Ella conoce mi pasado y es casi un archivo histórico viviente de mi persona, un contenedor de mis memorias más importantes y también de las más inverosímiles. A veces me percato, con horror, de lo acertadas que son sus predicciones. Está tan familiarizada con mis decisiones, que cuando cometo algún error se limita a mirarme con los ojos llenos de conmiseración y me dice “te lo dije”. Es sabedora, de cabo a rabo, de todas mis aficiones y pasatiempos, y los comparte conmigo, por más simplones o excéntricos que sean. Es por eso que la quiero tanto, por que es la mujer perfecta, la que pedí al cielo una noche, lagrimoso y suplicante.

Seguíamos caminando. Recordé que la oscuridad la incomodaba muchísimo, así que hice lo posible por evitar las penumbras de la calle. Nos dirigíamos de una luz a otra, corriendo, como quienes esquivan la lluvia. ¿Qué importa que las personas nos miren con desdén? ¿Pensarán acaso que estamos locos? ¡Qué más da! Ella es la mujer perfecta para mí, y el resto del universo me parece falso cuando estoy a su lado. Una vez que entramos a una zona con un poco más de actividad humana, llena de bares, establecimientos y demás luces variadas, nuestra conversación deja de basarse en las risas y se establece de pronto en el territorio de lo concupiscente. Su tono de voz se suaviza, sus palabras salen de sus labios de forma lánguida y sensual, y de repente ya no le tiene miedo a nada, ni siquiera a las sombras que tanto la persiguen. Prosigo nuestro cálido y un tanto romántico diálogo, y me la llevo, sin dudarlo un segundo, al tronco de un árbol decrépito. Allí la instalo, la rodeo con mis brazos y la dejo sin escapatoria. Es completamente mía, soy enteramente suyo.

Pasa la gente junto al árbol y se nos quedan viendo, y yo pienso: malditos puritanos. ¿Es que es ilegal querer tanto a mi mujer perfecta?
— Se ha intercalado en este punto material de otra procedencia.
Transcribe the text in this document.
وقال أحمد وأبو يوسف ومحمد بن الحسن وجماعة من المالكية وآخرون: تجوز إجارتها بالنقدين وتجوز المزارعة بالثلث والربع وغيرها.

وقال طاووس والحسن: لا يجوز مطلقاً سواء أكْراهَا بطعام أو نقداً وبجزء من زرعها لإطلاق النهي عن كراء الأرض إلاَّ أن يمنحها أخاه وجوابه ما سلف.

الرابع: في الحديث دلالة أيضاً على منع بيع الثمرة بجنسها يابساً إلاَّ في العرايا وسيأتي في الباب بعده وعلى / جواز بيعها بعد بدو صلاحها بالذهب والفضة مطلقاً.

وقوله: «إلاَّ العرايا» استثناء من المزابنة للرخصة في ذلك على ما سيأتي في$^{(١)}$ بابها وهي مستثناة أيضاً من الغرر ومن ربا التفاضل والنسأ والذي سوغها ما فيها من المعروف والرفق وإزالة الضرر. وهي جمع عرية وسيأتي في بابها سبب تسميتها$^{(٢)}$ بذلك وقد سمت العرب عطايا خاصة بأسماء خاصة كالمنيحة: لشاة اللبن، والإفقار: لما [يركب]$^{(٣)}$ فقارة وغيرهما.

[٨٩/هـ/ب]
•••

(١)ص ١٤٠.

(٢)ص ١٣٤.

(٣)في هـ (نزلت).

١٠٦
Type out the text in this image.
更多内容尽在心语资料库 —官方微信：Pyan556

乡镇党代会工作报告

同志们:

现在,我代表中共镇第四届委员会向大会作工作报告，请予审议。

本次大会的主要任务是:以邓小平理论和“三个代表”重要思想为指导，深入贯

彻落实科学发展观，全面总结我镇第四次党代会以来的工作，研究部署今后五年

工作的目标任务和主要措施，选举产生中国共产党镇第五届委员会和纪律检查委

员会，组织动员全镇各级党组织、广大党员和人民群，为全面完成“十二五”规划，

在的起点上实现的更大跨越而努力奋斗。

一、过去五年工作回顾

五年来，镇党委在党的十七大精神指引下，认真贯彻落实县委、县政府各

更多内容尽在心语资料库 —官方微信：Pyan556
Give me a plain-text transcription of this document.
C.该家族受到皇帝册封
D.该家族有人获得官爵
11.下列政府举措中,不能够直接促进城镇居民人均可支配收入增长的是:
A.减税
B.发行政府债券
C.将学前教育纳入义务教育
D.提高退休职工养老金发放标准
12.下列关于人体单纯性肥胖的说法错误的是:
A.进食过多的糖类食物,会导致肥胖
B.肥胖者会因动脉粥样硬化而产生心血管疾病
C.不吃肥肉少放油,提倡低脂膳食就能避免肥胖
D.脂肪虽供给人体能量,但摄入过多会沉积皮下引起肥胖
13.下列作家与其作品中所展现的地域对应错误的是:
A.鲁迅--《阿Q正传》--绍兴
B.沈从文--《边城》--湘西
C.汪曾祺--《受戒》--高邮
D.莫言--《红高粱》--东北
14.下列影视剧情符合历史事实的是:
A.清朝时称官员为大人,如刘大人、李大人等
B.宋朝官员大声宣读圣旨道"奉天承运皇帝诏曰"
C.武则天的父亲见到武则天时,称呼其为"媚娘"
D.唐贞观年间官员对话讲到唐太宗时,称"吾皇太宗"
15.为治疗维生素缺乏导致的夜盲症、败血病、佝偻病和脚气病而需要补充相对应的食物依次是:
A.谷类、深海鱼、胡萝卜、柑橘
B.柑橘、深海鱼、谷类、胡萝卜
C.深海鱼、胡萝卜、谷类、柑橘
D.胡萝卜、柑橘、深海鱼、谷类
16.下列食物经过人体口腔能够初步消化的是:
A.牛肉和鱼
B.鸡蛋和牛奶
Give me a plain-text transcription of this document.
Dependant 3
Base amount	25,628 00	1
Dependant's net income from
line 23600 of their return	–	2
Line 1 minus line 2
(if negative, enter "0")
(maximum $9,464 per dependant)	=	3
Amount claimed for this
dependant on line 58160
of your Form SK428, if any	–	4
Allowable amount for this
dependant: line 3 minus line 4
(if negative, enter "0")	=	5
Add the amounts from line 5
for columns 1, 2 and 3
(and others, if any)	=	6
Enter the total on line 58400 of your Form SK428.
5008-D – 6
Yo sigo hablando, no me detengo, selecciono mis palabras con cuidado, ella se sonroja. ¡La he intimidado! Mi lengua se ha soltado sin vergüenza, le recito poemas, los voy ideando al instante. Su belleza… Empiezo a pensar que su belleza no debería ser permitida en este planeta, y sin embargo, no deja de ser mi mujer perfecta. ¡Que no pare nuestra conversación! Hablo, a veces, en voz alta, y a ratos surge una voz trémula de mi garganta. Ella luce fascinada, ella no para de hablar, ella lo es todo y no es nada, ojala pudiera imitarla, pero me limito a conquistarla con palabras, arrojadas como flechas llameantes, con un destino fijo: su corazón.

Una de las personas que va pasando por la banqueta que está al lado del árbol me da dos palmadas en el hombro. Es mi psicólogo.

“¿Otra vez hablando solo?” me pregunta.